Mood disorders (major depressive disorder (MDD) and bipolar disorder (BPD)) are serious, debilitating, life-shortening illnesses that affect millions of people worldwide. The lifetime risk for any mood disorder in the United States is 20.8%, and onset typically begins in childhood or adolescence
1. Mood disorders are chronic illnesses characterized by multiple episodes of symptom exacerbation, residual symptoms between episodes, and functional impairment
2–4; the World Health Organization’s (WHO) Global Burden of Disease project ranked MDD as the fourth leading cause of disability in 1990, and predicts that it will become the second leading cause of disability worldwide by 2020
5.
Although most patients with mood disorders receive some benefit from available treatments
6, 7, the largest open label study examining the effectiveness of pharmacological treatment of MDD conducted to date (STAR*D)

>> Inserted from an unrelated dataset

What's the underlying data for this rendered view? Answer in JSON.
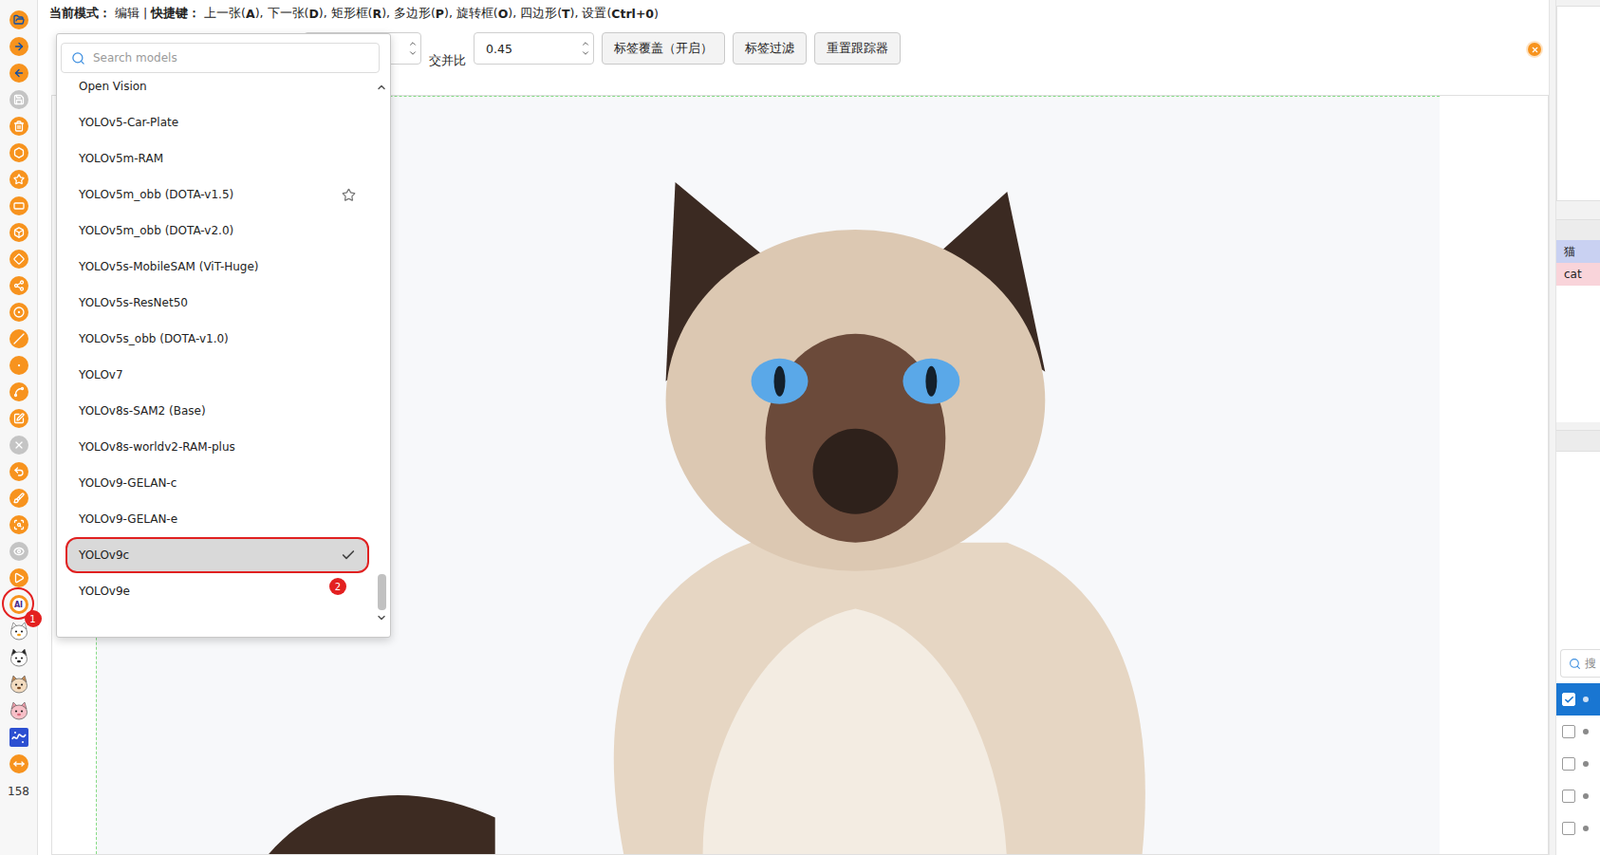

7found that less than one third of patients achieved remission with an adequate trial of a standard antidepressant after up to 14 weeks of treatment. Furthermore, it was not until the completion of two antidepressant trials and nearly 24 weeks of treatment that half of the patients with MDD in the STAR*D study remitted. Similarly, many patients with BPD do not respond to existing medications
8, particularly during depressive episodes
6, 9.
A major obstacle to developing more effective treatments for mood disorders has been our limited understanding of their pathophysiology, and of the mechanisms underlying the efficacy of existing treatments. Mood disorders arise from the complex interaction of multiple genes and environmental factors, and the phenotypic expression of the disease includes not only mood disturbance, but also a constellation of cognitive, motor, autonomic, endocrine and sleep/wake abnormalities. To date, the monoaminergic (i.e., serotonergic, noradrenergic, dopaminergic) systems in the brain have received the greatest attention in neurobiological studies of mood disorders. These systems project widely to limbic, striatal and prefrontal cortical neuronal circuits that are implicated in the behavioral and visceral manifestations of mood disorders (reviewed in
10–12).
However, there are limitations to current monoamine theories related to mood disorders. For example, most antidepressants exert their initial effects by increasing the intrasynaptic levels of serotonin and/or norepinephrine. Nevertheless, meaningful improvement in core depressive symptoms emerges only after several weeks of antidepressant administration, suggesting that downstream neural adaptations rather than the elevation in synaptic monoamine levels itself are responsible for their therapeutic effects. Furthermore, although depletion of monoamines may increase the risk of mood disorders in some individuals under some circumstances, these depletions do not produce widespread clinical depression. Together, these observations suggest that monoaminergic systems do not represent a final common pathway regulating mood, but rather exert a modulatory influence (see
13 for review).
Overall, this focus on monoaminergic systems has not yet greatly advanced our understanding of the biology underlying recurrent mood disorders. Any such understanding must include an explanation for the tendency towards episodic and often profound mood disturbance that can become progressive over time. These observations suggest that although monoaminergic neurotransmitter systems play an important role in the pathophysiology and treatment of mood disorders, other systems that regulate synaptic and neural plasticity are more central to the neurobiology and treatment of these disorders
14, 15.
Research on the biological underpinnings of mood disorders has therefore begun to focus less on absolute changes in monoamines, and more on the role of neural circuits and synapses, and the processes controlling their function. Glutamate (Glu) is the major mediator of excitatory synaptic transmission in the mammalian brain
16. Under normal conditions, Glu plays a prominent role in synaptic plasticity, learning, and memory, but in pathological conditions it is known to be a potent neuronal excitotoxin, triggering either rapid or delayed neurotoxicity. The potential role of the glutamatergic system in the pathophysiology of, and treatment of, mood disorders has recently been investigated in earnest, but the available evidence suggests that abnormal activity of the glutamatergic system is likely to contribute to the impairments in synaptic and neural plasticity that are observed in patients with severe or recurrent mood disorders. Thus, numerous therapeutic strategies are being explored in an attempt to remedy the presumed impairments of Glu-mediated plasticity. Indeed, in preclinical paradigms, several of these treatments exert robust neurotrophic effects
17. Testing the efficacy and safety of these glutamatergic treatment strategies in patients with MDD and BPD may yield a better understanding of the neurobiological processes involved in these disorders, and lead to the development of improved treatments.